Mam zaszczyt od ponad 20-stu lat dzięki wyborcom pełnić mandat Posła na Sejm RP. Moje doświadczenie parlamentarne, zdobyta wiedza i umiejętności oraz zaangażowanie w służbie poselskiej były przesłankami zaproszenia mojej osoby przez Przewodniczącego SLD Pana Leszka Millera na listę kandydatów SLD – UP do Parlamentu Europejskiego w Wielkopolsce. Mam pełną świadomość, że to nowe wyzwanie wymaga ode mnie ciężkiej pracy. Gdy w 1993 roku zostałem posłem zaczynałem od zera a dziś jestem jednym z najaktywniejszych parlamentarzystów w okręgu i Wielkopolsce. Kandydować do Parlamentu Europejskiego z listy mojego ugrupowania to dla mnie zaszczyt i wyróżnienie. Sojusz Lewicy Demokratycznej startuje w wyborach do Europarlamentu
w ramach lewicowej rodziny Partii Europejskich Socjalistów proponując 10-punktowy "Pakt na rzecz postępu dla Europy". Osobiście pragnę zaangażować się w realizację dwóch punktów z tego Paktu PES a mianowicie:
w ramach lewicowej rodziny Partii Europejskich Socjalistów proponując 10-punktowy "Pakt na rzecz postępu dla Europy". Osobiście pragnę zaangażować się w realizację dwóch punktów z tego Paktu PES a mianowicie:
- tworzenia nowych miejsc pracy zapewniających wysoką jakość życia poprzez realizację zatrudnienia opierającego się na programie "Europejska Gwarancja dla Młodych"

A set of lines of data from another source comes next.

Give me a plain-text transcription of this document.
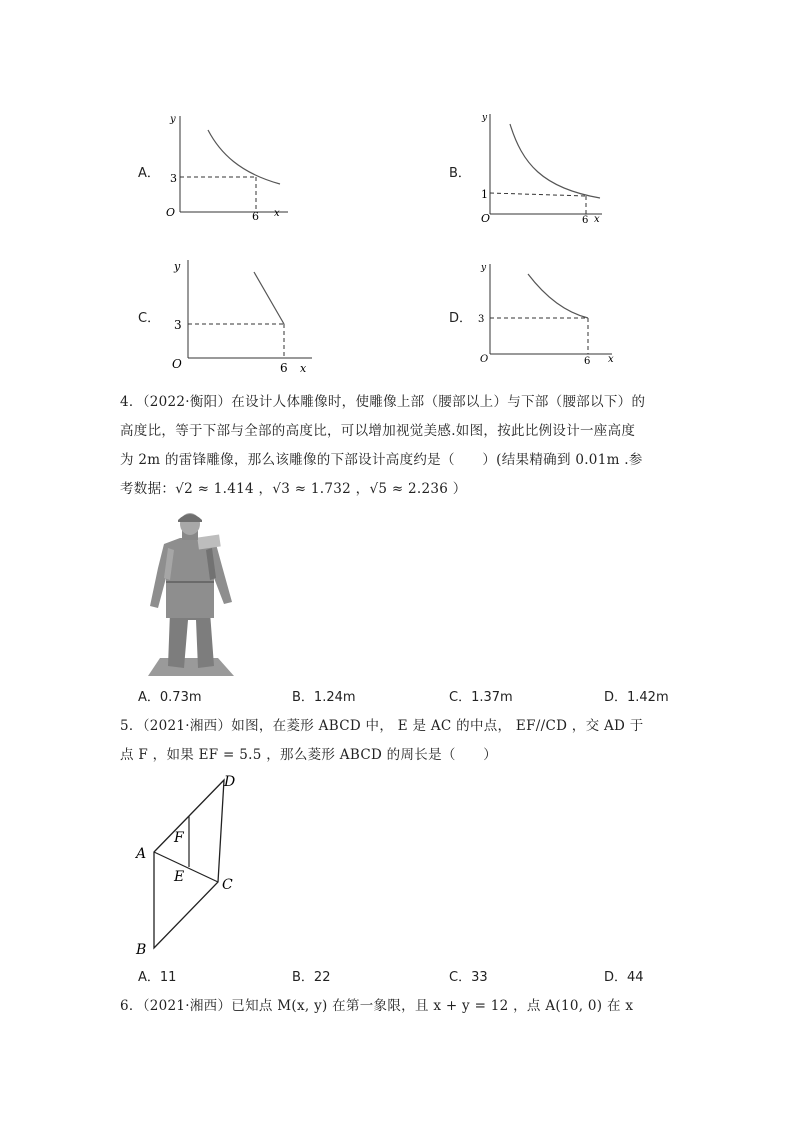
A．
y
x
O
3
6
B．
y
x
O
1
6
C．
y
x
O
3
6
D．
y
x
O
3
6
4．（2022·衡阳）在设计人体雕像时，使雕像上部（腰部以上）与下部（腰部以下）的
高度比，等于下部与全部的高度比，可以增加视觉美感.如图，按此比例设计一座高度
为 2m 的雷锋雕像，那么该雕像的下部设计高度约是（　　）(结果精确到 0.01m .参
考数据：√2 ≈ 1.414 ，√3 ≈ 1.732 ，√5 ≈ 2.236 ）
A．0.73m	B．1.24m	C．1.37m	D．1.42m
5．（2021·湘西）如图，在菱形 ABCD 中， E 是 AC 的中点， EF//CD ，交 AD 于
点 F ，如果 EF = 5.5 ，那么菱形 ABCD 的周长是（　　）
A
D
C
B
F
E
A．11	B．22	C．33	D．44
6．（2021·湘西）已知点 M(x, y) 在第一象限，且 x + y = 12 ，点 A(10, 0) 在 x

- obrony Europy socjalnej opartej na wysokiej jakości usług publicznych w edukacji, służbie zdrowia i transporcie. Trzeba zatrzymać politykę cięć prowadzoną przez liberałów i konserwatystów
Moją aktywność w tych obszarach planuję w ramach pracy w Komisji Zatrudnienia i Spraw Socjalnych PE. Jestem przekonany, że Wielkopolanie oczekują od swoich eurodeputowanych również aktywności na rzecz wspólnot obywatelskich i samorządowych. Można dobrze wykonywać swoje obowiązki w Parlamencie Europejskim i skutecznie wspomagać aktywność Wielkopolan. Zapraszam do współpracy w nadchodzącej kampanii wyborczej wszystkich, dla których szczególną wartością jest silna Polska i Wielkopolska w bardziej zintegrowanej gospodarczo i politycznie Europie.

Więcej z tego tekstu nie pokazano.